Erschienen 01. September 2014
Ebook 1280 Seiten
Verlag Frankfurter Verlagsanstalt
ISBN 978-3-627-00208-4
Preis 24,99 € (E-Book) / Gebundene Ausgabe (34,00 €)

Inhalt

Georgien, 1900: Mit der Geburt Stasias, Tochter eines angesehenen Schokoladenfabrikanten, beginnt dieses berauschende Opus über sechs Generationen. Stasia wächst in der wohlhabenden Oberschicht auf und heiratet jung den Weißgardisten Simon Jaschi, der am Vorabend der Oktoberrevolution nach Petrograd versetzt wird, weit weg von seiner Frau. Als Stalin an die Macht kommt, sucht Stasia mit ihren beiden Kindern Kitty und Kostja in Tbilissi Schutz bei ihrer Schwester Christine, die bekannt ist für ihre atemberaubende Schönheit. Doch als der Geheimdienstler Lawrenti Beria auf sie aufmerksam wird, hat das fatale Folgen …

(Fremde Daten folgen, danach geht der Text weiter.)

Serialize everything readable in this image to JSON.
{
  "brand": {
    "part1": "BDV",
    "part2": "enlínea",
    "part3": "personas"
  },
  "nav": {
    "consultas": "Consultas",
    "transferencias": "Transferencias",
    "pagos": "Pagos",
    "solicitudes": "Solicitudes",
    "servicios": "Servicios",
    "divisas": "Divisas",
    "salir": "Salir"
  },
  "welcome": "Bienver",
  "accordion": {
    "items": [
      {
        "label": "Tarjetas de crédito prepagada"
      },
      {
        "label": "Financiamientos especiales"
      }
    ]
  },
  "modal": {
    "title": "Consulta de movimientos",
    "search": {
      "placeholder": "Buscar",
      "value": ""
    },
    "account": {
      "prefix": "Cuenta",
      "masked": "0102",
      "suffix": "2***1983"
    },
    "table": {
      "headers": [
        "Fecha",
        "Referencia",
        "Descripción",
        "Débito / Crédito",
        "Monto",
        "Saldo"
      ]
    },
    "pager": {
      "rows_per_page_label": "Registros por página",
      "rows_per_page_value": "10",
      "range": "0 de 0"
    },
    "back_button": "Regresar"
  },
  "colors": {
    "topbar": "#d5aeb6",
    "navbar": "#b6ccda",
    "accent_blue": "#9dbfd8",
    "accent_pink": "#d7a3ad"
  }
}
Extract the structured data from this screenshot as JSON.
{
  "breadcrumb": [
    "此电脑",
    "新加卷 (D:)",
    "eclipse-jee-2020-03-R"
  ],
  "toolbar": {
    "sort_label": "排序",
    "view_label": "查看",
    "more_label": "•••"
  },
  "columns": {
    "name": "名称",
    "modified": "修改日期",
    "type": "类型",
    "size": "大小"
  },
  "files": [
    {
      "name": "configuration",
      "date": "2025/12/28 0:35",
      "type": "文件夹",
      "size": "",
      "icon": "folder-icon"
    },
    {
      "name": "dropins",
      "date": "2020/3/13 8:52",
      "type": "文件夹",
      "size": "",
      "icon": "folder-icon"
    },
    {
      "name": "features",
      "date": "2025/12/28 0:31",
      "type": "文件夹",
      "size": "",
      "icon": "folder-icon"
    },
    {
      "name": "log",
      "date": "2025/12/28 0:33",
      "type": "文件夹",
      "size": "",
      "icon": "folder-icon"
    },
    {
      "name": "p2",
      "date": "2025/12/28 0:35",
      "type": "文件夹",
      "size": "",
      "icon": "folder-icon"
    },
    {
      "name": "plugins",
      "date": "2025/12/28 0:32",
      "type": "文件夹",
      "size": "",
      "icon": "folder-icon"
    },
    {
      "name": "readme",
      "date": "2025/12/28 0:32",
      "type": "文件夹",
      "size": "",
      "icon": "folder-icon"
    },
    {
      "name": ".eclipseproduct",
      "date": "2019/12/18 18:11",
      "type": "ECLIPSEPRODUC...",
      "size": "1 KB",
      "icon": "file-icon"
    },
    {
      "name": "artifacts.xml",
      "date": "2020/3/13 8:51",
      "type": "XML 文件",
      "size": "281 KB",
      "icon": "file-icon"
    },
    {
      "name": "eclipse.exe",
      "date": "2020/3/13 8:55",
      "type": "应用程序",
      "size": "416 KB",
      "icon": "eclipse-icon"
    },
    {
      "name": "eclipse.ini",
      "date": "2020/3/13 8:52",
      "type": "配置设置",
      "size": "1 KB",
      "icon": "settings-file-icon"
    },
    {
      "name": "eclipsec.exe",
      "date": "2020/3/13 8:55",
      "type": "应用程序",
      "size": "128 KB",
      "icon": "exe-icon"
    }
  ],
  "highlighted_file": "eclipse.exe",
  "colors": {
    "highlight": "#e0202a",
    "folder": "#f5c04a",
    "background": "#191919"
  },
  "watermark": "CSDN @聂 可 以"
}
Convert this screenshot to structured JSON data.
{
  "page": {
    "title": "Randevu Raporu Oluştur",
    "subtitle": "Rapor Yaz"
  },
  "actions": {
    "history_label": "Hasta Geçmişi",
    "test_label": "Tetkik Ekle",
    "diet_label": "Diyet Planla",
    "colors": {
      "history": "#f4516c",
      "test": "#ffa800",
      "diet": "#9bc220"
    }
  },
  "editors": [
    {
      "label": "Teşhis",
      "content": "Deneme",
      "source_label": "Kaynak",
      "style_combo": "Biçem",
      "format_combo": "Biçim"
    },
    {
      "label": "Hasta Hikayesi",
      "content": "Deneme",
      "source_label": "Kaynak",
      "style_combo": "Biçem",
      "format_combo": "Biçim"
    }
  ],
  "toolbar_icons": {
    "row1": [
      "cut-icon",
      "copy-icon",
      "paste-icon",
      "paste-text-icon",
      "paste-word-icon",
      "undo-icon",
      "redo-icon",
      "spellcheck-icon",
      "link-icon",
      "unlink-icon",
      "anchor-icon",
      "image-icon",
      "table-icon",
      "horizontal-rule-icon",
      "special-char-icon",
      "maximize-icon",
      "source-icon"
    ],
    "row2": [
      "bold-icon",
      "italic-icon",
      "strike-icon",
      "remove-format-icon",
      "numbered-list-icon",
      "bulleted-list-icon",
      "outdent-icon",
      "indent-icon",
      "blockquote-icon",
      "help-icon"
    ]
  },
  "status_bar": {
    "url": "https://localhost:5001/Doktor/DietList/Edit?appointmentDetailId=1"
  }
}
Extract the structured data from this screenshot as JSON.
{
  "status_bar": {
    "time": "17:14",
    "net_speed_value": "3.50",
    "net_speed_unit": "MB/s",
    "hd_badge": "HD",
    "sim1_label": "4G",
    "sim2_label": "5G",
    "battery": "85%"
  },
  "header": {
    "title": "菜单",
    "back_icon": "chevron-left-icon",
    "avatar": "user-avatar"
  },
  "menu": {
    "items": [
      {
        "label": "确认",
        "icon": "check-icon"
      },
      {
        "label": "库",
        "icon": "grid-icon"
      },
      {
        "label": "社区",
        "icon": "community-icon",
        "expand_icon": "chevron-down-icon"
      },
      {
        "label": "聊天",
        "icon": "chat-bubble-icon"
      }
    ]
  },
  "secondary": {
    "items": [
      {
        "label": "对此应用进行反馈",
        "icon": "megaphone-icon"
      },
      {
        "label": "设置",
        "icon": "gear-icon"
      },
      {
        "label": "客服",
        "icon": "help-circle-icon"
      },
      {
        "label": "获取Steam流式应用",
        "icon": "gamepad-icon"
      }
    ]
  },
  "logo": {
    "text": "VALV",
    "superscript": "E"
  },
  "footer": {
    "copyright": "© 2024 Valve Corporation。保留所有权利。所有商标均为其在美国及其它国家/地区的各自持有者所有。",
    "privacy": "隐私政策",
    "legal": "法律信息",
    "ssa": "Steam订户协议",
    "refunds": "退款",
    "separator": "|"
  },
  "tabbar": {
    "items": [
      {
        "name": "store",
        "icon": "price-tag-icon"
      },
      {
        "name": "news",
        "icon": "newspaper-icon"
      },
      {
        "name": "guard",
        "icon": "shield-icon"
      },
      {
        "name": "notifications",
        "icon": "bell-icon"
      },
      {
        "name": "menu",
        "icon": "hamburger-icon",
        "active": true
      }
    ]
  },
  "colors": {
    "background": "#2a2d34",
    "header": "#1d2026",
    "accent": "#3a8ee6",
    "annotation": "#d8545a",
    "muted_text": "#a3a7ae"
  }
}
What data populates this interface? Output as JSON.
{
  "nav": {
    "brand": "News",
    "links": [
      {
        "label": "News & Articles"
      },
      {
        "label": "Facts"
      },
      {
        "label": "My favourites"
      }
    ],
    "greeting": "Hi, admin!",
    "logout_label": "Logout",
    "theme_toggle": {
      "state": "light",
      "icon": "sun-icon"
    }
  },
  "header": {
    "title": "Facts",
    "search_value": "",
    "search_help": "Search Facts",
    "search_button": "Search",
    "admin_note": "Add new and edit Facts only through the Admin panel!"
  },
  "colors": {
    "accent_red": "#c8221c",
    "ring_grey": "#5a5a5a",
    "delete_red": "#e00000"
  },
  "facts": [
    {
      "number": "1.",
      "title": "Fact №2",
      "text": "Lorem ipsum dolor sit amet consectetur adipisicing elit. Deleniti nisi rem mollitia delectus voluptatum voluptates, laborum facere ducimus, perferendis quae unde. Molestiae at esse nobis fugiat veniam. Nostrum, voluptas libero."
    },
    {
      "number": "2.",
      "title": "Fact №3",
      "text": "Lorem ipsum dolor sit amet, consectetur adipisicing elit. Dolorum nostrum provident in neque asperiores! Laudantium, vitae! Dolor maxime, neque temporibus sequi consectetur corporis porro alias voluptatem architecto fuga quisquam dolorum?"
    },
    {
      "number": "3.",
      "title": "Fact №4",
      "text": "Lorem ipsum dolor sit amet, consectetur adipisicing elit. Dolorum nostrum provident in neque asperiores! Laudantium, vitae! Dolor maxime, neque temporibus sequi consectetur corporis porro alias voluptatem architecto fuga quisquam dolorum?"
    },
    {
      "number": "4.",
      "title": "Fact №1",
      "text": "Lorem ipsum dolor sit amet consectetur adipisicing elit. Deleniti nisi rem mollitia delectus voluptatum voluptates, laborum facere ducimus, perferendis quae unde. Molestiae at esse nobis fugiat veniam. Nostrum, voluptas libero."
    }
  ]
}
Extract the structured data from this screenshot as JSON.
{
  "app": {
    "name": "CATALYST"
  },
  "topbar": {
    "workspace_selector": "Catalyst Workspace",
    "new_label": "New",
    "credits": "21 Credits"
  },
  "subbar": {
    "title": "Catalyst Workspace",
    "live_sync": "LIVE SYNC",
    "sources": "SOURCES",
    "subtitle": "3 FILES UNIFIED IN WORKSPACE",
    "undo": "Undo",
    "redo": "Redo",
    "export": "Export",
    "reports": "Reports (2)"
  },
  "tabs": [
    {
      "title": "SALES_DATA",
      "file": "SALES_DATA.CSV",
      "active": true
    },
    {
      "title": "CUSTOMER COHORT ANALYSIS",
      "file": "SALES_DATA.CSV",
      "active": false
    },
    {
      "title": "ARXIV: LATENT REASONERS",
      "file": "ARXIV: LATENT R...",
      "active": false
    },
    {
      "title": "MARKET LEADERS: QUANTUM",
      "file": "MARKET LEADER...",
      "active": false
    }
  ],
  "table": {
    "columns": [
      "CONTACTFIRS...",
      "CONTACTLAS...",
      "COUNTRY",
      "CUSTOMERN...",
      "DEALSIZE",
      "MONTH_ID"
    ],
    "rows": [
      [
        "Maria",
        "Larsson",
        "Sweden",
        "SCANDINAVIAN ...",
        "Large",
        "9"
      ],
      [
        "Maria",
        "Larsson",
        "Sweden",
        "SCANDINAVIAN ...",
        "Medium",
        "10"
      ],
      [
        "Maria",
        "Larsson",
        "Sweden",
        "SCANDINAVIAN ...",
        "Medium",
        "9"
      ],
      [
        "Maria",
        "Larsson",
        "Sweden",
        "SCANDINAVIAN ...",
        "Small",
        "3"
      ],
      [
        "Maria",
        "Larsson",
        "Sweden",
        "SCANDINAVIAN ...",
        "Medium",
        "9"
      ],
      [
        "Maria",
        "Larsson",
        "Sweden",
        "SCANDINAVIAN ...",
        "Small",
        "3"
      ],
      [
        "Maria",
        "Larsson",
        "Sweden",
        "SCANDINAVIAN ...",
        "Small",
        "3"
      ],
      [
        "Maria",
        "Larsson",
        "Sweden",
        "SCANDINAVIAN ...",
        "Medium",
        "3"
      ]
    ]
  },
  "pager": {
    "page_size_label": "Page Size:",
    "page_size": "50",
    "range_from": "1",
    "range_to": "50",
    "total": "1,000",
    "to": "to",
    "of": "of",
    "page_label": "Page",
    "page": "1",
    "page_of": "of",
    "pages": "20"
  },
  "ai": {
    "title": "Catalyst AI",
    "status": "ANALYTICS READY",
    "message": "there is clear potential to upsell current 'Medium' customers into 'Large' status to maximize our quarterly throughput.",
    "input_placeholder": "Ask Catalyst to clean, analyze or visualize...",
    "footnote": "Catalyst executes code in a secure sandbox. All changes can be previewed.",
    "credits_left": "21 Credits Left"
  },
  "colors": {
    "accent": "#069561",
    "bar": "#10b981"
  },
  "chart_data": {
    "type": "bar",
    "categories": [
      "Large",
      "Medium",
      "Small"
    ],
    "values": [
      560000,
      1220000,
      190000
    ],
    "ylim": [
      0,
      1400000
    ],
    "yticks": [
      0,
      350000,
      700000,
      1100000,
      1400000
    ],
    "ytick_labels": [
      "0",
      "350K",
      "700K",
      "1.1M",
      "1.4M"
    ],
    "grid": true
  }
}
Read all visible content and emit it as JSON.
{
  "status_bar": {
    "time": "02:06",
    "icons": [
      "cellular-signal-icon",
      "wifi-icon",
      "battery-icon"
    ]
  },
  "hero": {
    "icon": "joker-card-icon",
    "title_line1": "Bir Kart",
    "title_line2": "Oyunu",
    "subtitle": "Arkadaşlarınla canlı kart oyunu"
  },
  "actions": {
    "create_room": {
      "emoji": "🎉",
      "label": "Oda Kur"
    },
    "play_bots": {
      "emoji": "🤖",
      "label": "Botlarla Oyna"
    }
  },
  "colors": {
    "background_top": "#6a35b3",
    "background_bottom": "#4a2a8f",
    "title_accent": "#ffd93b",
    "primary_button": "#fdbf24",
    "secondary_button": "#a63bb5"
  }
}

Deutschland, 2006: Nach dem Fall der Mauer und der Auflösung der UdSSR herrscht in Georgien Bürgerkrieg. Niza, Stasias hochintelligente Urenkelin, hat mit ihrer Familie gebrochen und ist nach Berlin ausgewandert. Als ihre zwölfjährige Nichte Brilka nach einer Reise in den Westen nicht mehr nach Tbilissi zurückkehren möchte, spürt Niza sie auf. Ihr wird sie die ganze Geschichte erzählen: von Stasia, die still den Zeiten trotzt, von Christine, die für ihre Schönheit einen hohen Preis zahlt, von Kitty, der alles genommen wird und die doch in London eine Stimme findet, von Kostja, der den Verlockungen der Macht verfällt und die Geschicke seiner Familie lenkt, von Kostjas rebellischer Tochter Elene und deren Töchtern Daria und Niza und von der Heißen Schokolade nach der Geheimrezeptur des Schokoladenfabrikanten, die für sechs Generationen Rettung und Unglück zugleich bereithält. Das achte Leben (Für Brilka) ist ein epochales Werk der auf Deutsch schreibenden, aus Georgien stammenden Autorin Nino Haratischwili. Ein Epos mit klassischer Wucht und großer Welthaltigkeit, ein mitreißender Familienroman, der mit hoher Emotionalität über die Spanne des 20. Jahrhunderts bildhaft und eindringlich, dabei zärtlich und fantasievoll acht außergewöhnliche Schicksale in die georgisch-russischen Kriegs- und Revolutionswirren einbindet.